Sie haben da einen jungen Mann im Kontor, erwiderte ich, – na, wie heißt er doch nur? Ich habe so ein scheußliches Namensgedächtnis! Tut übrigens nichts; werde schon draufkommen. Also ein auffallend großer junger Mann mit liebenswürdigen Manieren – sonst hätte er Ihnen nicht gefallen, meine Gnädigste –, mit einem schönen schwarzen Bart und guten Zähnen. Abends bringt er gewöhnlich dem Chef –
Ach, das ist ja unser Sekretär Sommer! unterbrach mich der Direktor.
Sommer, natürlich Sommer! Daß mir der Name entfallen konnte!
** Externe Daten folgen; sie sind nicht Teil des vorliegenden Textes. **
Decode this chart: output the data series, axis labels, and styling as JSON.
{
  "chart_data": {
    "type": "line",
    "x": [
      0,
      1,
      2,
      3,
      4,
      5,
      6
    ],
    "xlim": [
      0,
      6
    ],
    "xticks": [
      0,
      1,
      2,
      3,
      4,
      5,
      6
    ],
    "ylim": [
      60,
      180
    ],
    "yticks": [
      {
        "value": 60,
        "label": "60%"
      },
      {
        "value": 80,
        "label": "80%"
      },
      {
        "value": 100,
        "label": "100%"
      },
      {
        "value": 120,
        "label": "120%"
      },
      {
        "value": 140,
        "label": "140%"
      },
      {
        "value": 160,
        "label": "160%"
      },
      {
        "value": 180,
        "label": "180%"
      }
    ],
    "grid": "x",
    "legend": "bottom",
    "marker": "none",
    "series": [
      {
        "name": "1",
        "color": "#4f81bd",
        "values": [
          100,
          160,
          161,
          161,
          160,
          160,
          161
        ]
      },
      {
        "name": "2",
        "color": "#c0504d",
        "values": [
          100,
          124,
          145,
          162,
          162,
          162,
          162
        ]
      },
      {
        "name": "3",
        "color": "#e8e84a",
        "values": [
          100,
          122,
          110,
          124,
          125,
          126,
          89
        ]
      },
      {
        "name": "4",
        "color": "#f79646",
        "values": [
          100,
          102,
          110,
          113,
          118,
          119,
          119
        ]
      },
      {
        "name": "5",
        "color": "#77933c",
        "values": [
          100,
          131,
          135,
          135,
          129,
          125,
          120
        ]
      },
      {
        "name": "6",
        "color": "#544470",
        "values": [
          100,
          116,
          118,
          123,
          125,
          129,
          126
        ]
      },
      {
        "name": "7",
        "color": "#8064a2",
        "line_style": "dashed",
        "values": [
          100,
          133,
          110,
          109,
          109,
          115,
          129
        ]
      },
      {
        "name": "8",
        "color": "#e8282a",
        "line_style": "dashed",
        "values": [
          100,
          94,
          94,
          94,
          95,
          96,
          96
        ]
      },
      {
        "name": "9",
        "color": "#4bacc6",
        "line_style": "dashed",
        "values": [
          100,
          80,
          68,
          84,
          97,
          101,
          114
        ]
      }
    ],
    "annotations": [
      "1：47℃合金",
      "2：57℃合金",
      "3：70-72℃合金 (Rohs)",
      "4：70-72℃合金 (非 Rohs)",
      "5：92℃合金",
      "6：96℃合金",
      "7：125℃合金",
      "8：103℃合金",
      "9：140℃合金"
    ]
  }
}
Sehen Sie, lieber Direktor, Sommer ist ja ein ganz begabter Mensch, aber er ist in der Kanzlei, bei der Korrespondenz nicht am richtigen Platze. Es fehlt die letzte Genauigkeit und Exaktheit bei der Arbeit. Dagegen müßte er sich vortrefflich verwenden lassen für den Verkehr mit den Parteien. Ich weiß, daß Sie schon geraume Zeit nach einer geeigneten Persönlichkeit suchen zur Leitung der Verkaufsfiliale in Graz. Wäre das nichts für Sommer?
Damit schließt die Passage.